Data source: SEC filings. Chart by author.

As part of Softbank's fiscal second-quarter earnings release, Chairman and CEO Masayoshi Son made it clear that the Japanese carrier needs to pull off a turnaround at Sprint. In no uncertain terms, he wants Sprint to pull off an Apple (NASDAQ:AAPL).

"The most dramatic large-scale turnaround in the U.S. history"

On the earnings call, Son made a hyperbolic vow: "In a few more years, Sprint will be the most dramatic large-scale turnaround in the U.S. history. They will be marked in the U.S. economic history that this will be a big most dramatic turnaround in a few years."

While I'm admittedly a little biased in the Apple department, I think most corporate and business historians would objectively grant that title to Apple. The Mac maker went from being 90 days away from bankruptcy to the most valuable publicly traded company of all time within the span of about 15 years. As far as turnarounds go, I don't think you can top that.

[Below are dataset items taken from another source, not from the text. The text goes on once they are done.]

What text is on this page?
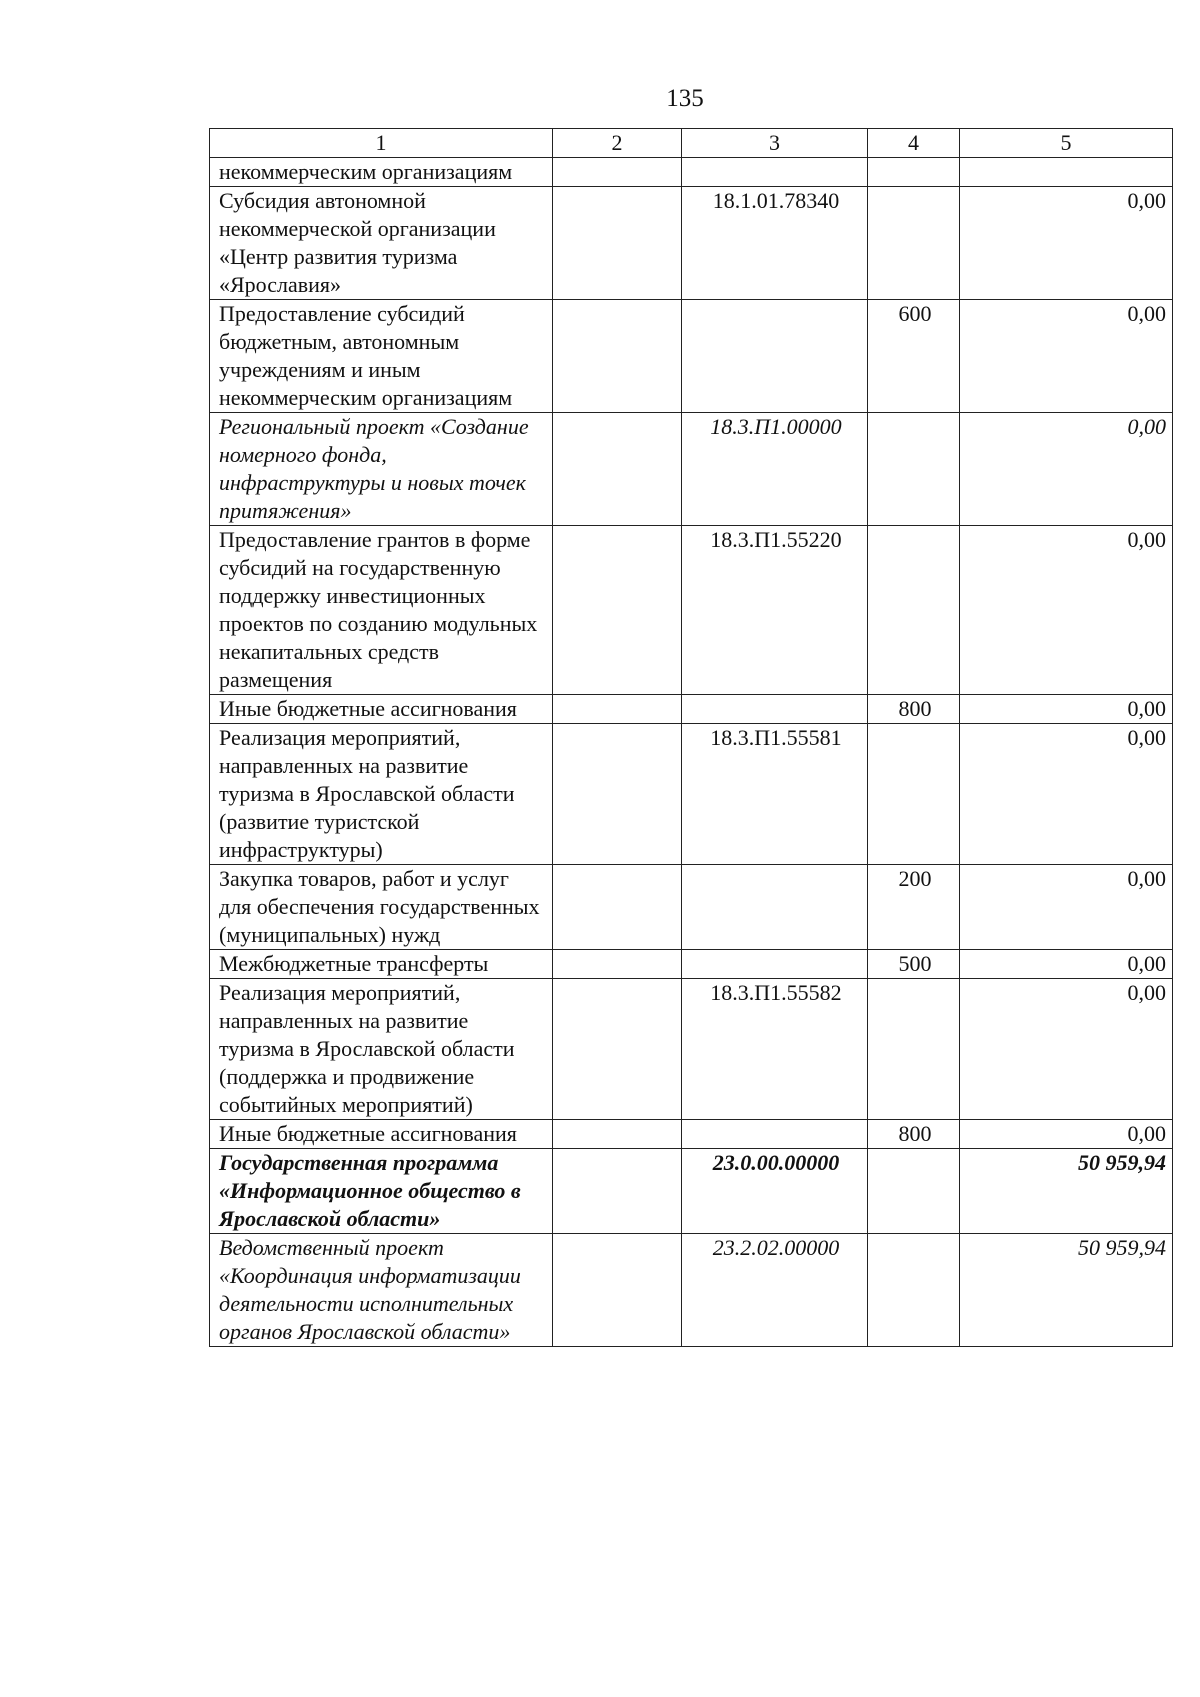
135
1	2	3	4	5
некоммерческим организациям				
Субсидия автономной некоммерческой организации «Центр развития туризма «Ярославия»		18.1.01.78340		0,00
Предоставление субсидий бюджетным, автономным учреждениям и иным некоммерческим организациям			600	0,00
Региональный проект «Создание номерного фонда, инфраструктуры и новых точек притяжения»		18.3.П1.00000		0,00
Предоставление грантов в форме субсидий на государственную поддержку инвестиционных проектов по созданию модульных некапитальных средств размещения		18.3.П1.55220		0,00
Иные бюджетные ассигнования			800	0,00
Реализация мероприятий, направленных на развитие туризма в Ярославской области (развитие туристской инфраструктуры)		18.3.П1.55581		0,00
Закупка товаров, работ и услуг для обеспечения государственных (муниципальных) нужд			200	0,00
Межбюджетные трансферты			500	0,00
Реализация мероприятий, направленных на развитие туризма в Ярославской области (поддержка и продвижение событийных мероприятий)		18.3.П1.55582		0,00
Иные бюджетные ассигнования			800	0,00
Государственная программа «Информационное общество в Ярославской области»		23.0.00.00000		50 959,94
Ведомственный проект «Координация информатизации деятельности исполнительных органов Ярославской области»		23.2.02.00000		50 959,94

Son's comments come as Sprint continues to weigh on Softbank's results. The Japanese magnate's original plan was to have Sprint acquire T-Mobile, believing that a combined company would be a greater competitive threat to Big Red and Ma Bell, but that didn't play out the way he had hoped. Those pesky U.S. antitrust regulators always have a way of ruining the mood. Son again:

For the past three years, Sprint has been a drag on our consolidated basis and was the biggest reason our debt increased. Originally Sprint and T-Mobile, we were going to acquire both, merge them and have a company that is equal to AT&T and Verizon to have a hit on competition. That was our basic strategy. But because of the rejection by the U.S. government, our basic strategy did not work out. But as a result, we had difficulty, but we made steady effort.

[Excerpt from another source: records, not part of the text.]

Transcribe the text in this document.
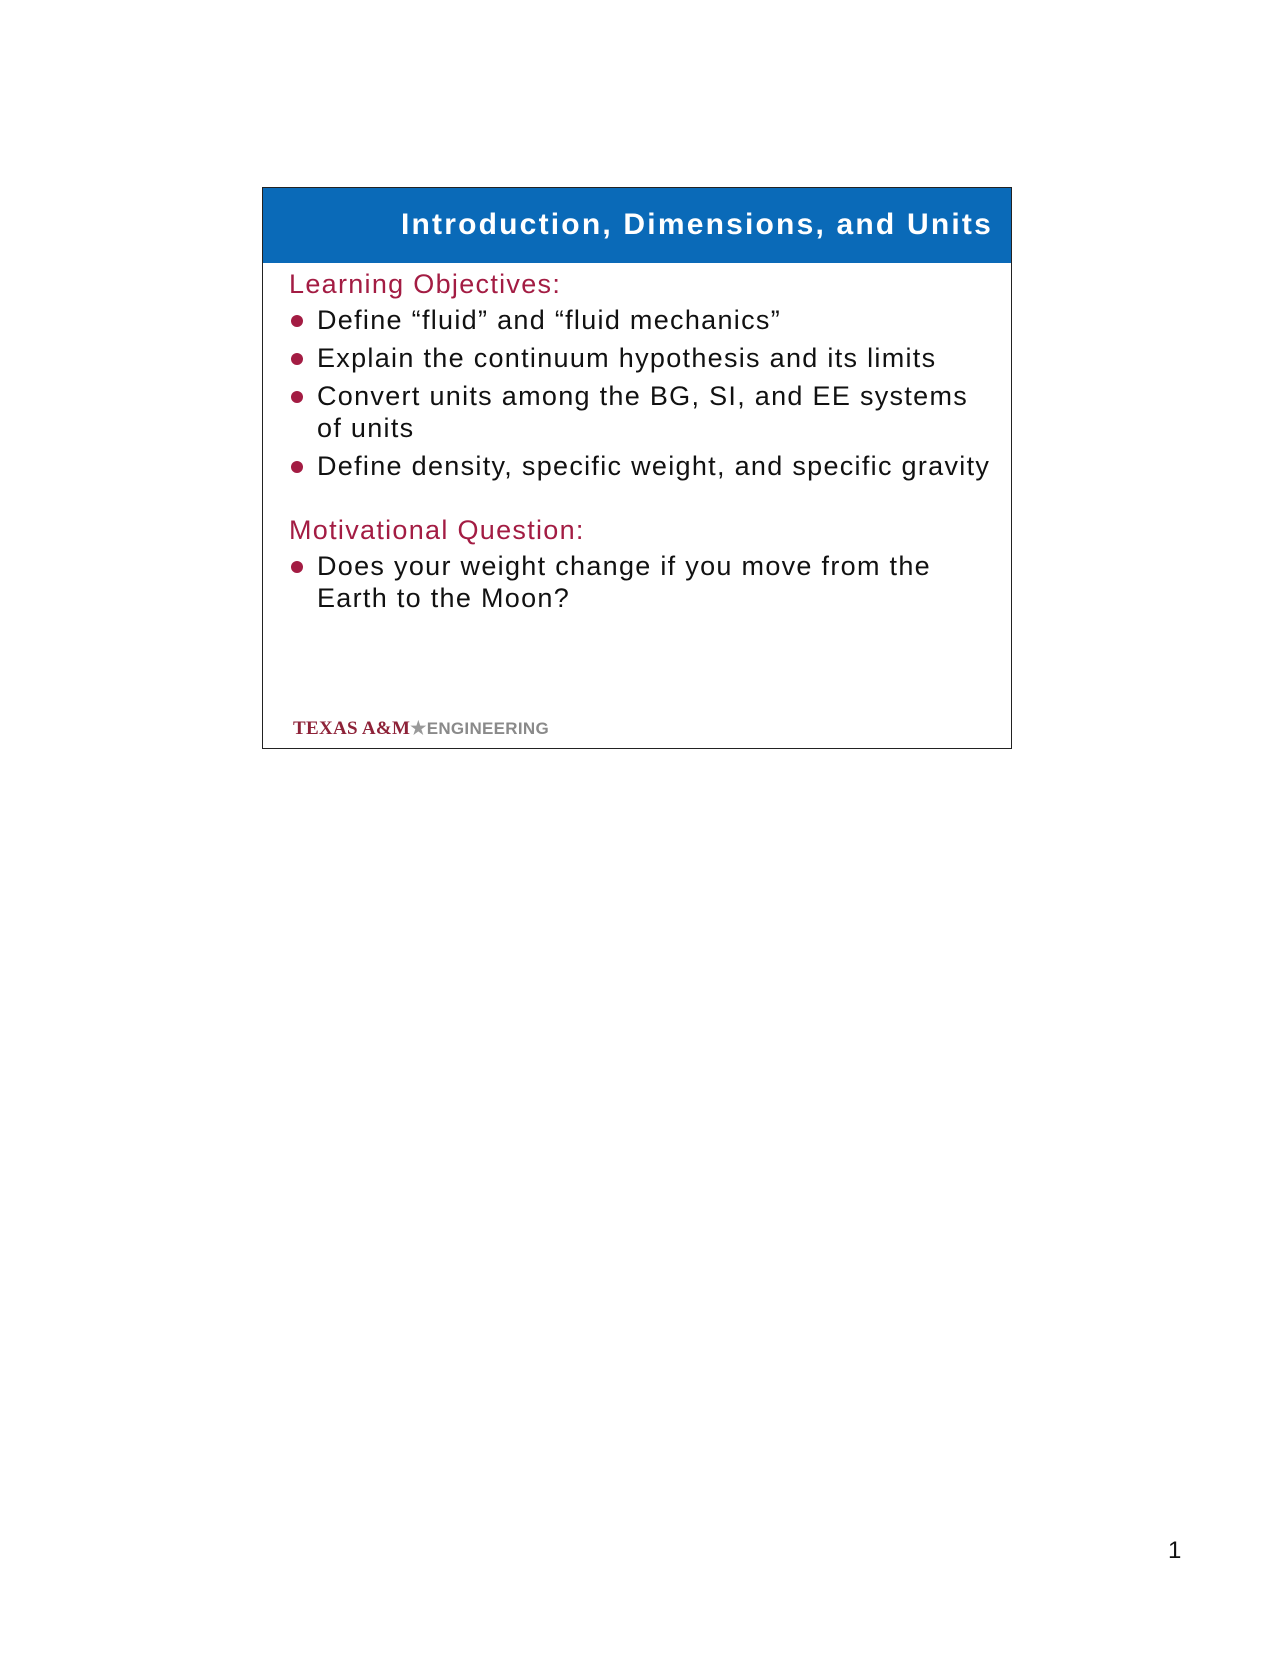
Introduction, Dimensions, and Units
Learning Objectives:
Define “fluid” and “fluid mechanics”
Explain the continuum hypothesis and its limits
Convert units among the BG, SI, and EE systems of units
Define density, specific weight, and specific gravity
Motivational Question:
Does your weight change if you move from the Earth to the Moon?
TEXAS A&M★ENGINEERING
1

The main challenge that Sprint faces is that its service is inherently commoditized, which severely limits its strategic toolbox. In a given metropolitan area where coverage and connectivity are comparable, wireless customers essentially care only about price. T-Mobile has been very innovative in the ways that it competes on price, offering a wide range of added benefits and included perks with its wireless plans, essentially adding value in different ways at existing price points.

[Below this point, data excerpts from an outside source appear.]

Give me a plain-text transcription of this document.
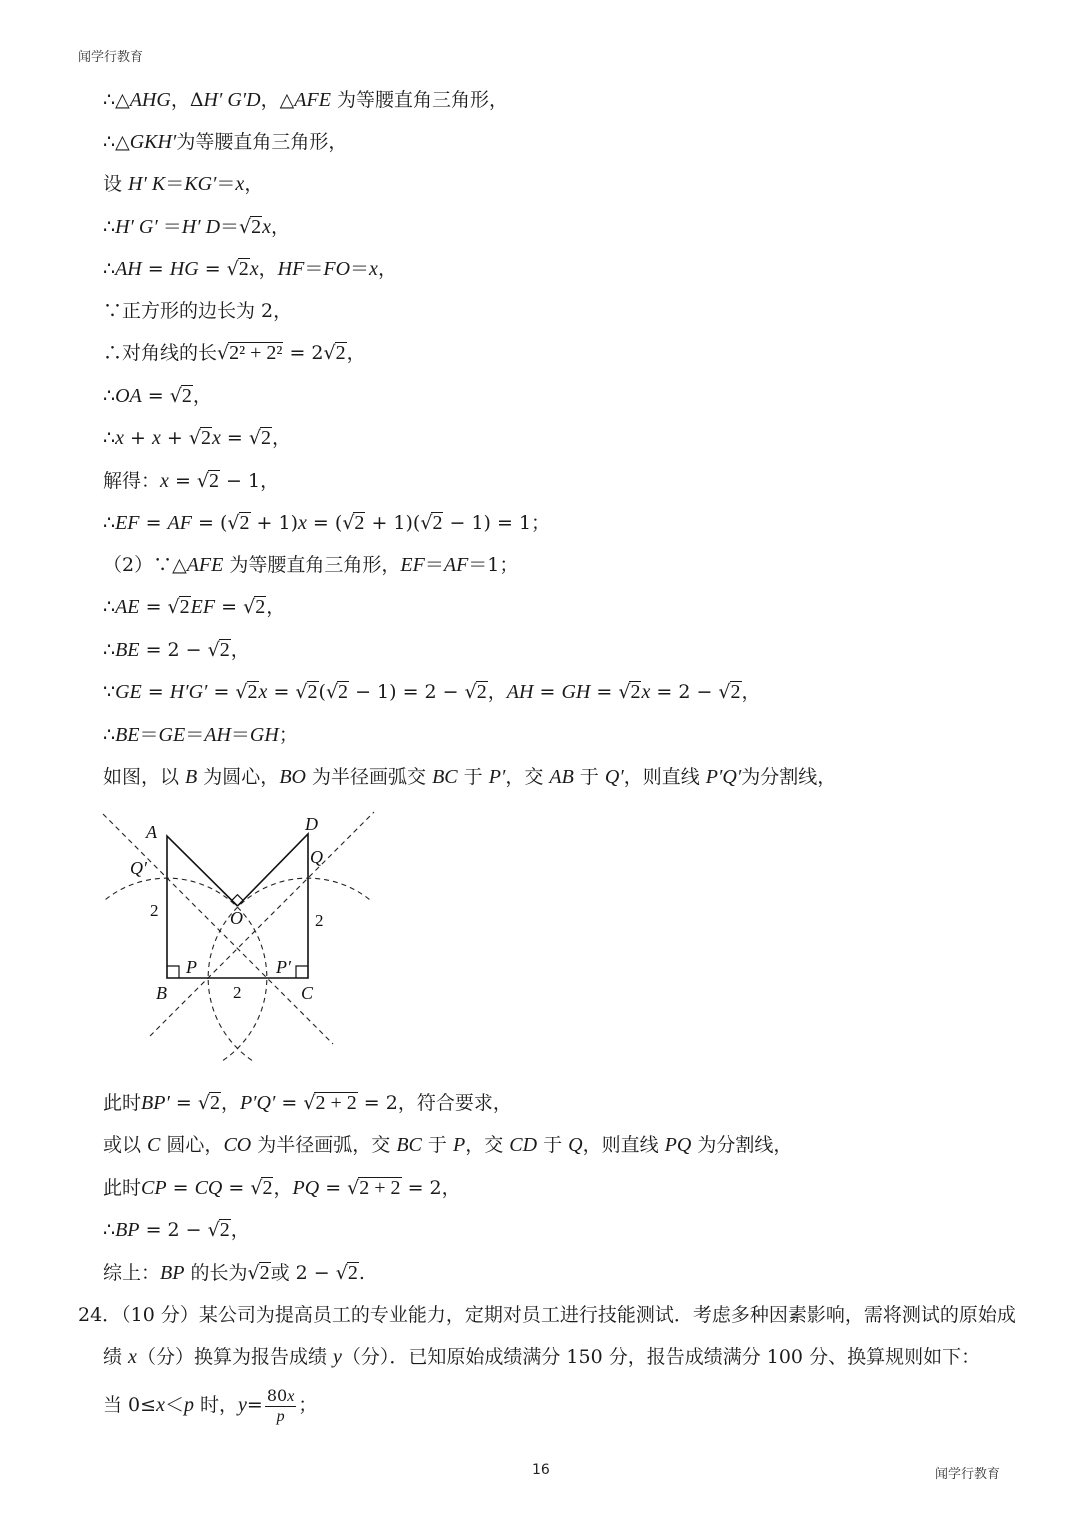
闻学行教育
∴△AHG，ΔH′ G′D，△AFE 为等腰直角三角形，
∴△GKH′为等腰直角三角形，
设 H′ K＝KG′＝x，
∴H′ G′ ＝H′ D＝√2x，
∴AH = HG = √2x，HF＝FO＝x，
∵正方形的边长为 2，
∴对角线的长√2² + 2² = 2√2，
∴OA = √2，
∴x + x + √2x = √2，
解得：x = √2 − 1，
∴EF = AF = (√2 + 1)x = (√2 + 1)(√2 − 1) = 1；
（2）∵△AFE 为等腰直角三角形，EF＝AF＝1；
∴AE = √2EF = √2，
∴BE = 2 − √2，
∵GE = H′G′ = √2x = √2(√2 − 1) = 2 − √2，AH = GH = √2x = 2 − √2，
∴BE＝GE＝AH＝GH；
如图，以 B 为圆心，BO 为半径画弧交 BC 于 P′，交 AB 于 Q′，则直线 P′Q′为分割线，
A	D
Q′
Q
2
2
O
P	P′
B	2	C
此时BP′ = √2，P′Q′ = √2 + 2 = 2，符合要求，
或以 C 圆心，CO 为半径画弧，交 BC 于 P，交 CD 于 Q，则直线 PQ 为分割线，
此时CP = CQ = √2，PQ = √2 + 2 = 2，
∴BP = 2 − √2，
综上：BP 的长为√2或 2 − √2.
24．（10 分）某公司为提高员工的专业能力，定期对员工进行技能测试．考虑多种因素影响，需将测试的原始成
绩 x（分）换算为报告成绩 y（分）．已知原始成绩满分 150 分，报告成绩满分 100 分、换算规则如下：
当 0≤x＜p 时，$y= \frac{80x}{p}$ ；
16	闻学行教育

Sprint's balance sheet is in particularly bad shape to withstand aggressive price competition. The company has an extremely heavy debt load relative to its cash flows ($36.6 billion in total long-term debt and capital lease obligations), and has resorted to effectively mortgaging spectrum as a way to raise cash. Sprint may continue to tread water for some time, but there's absolutely no way that it's about to pull off an Apple-esque turnaround for the history books.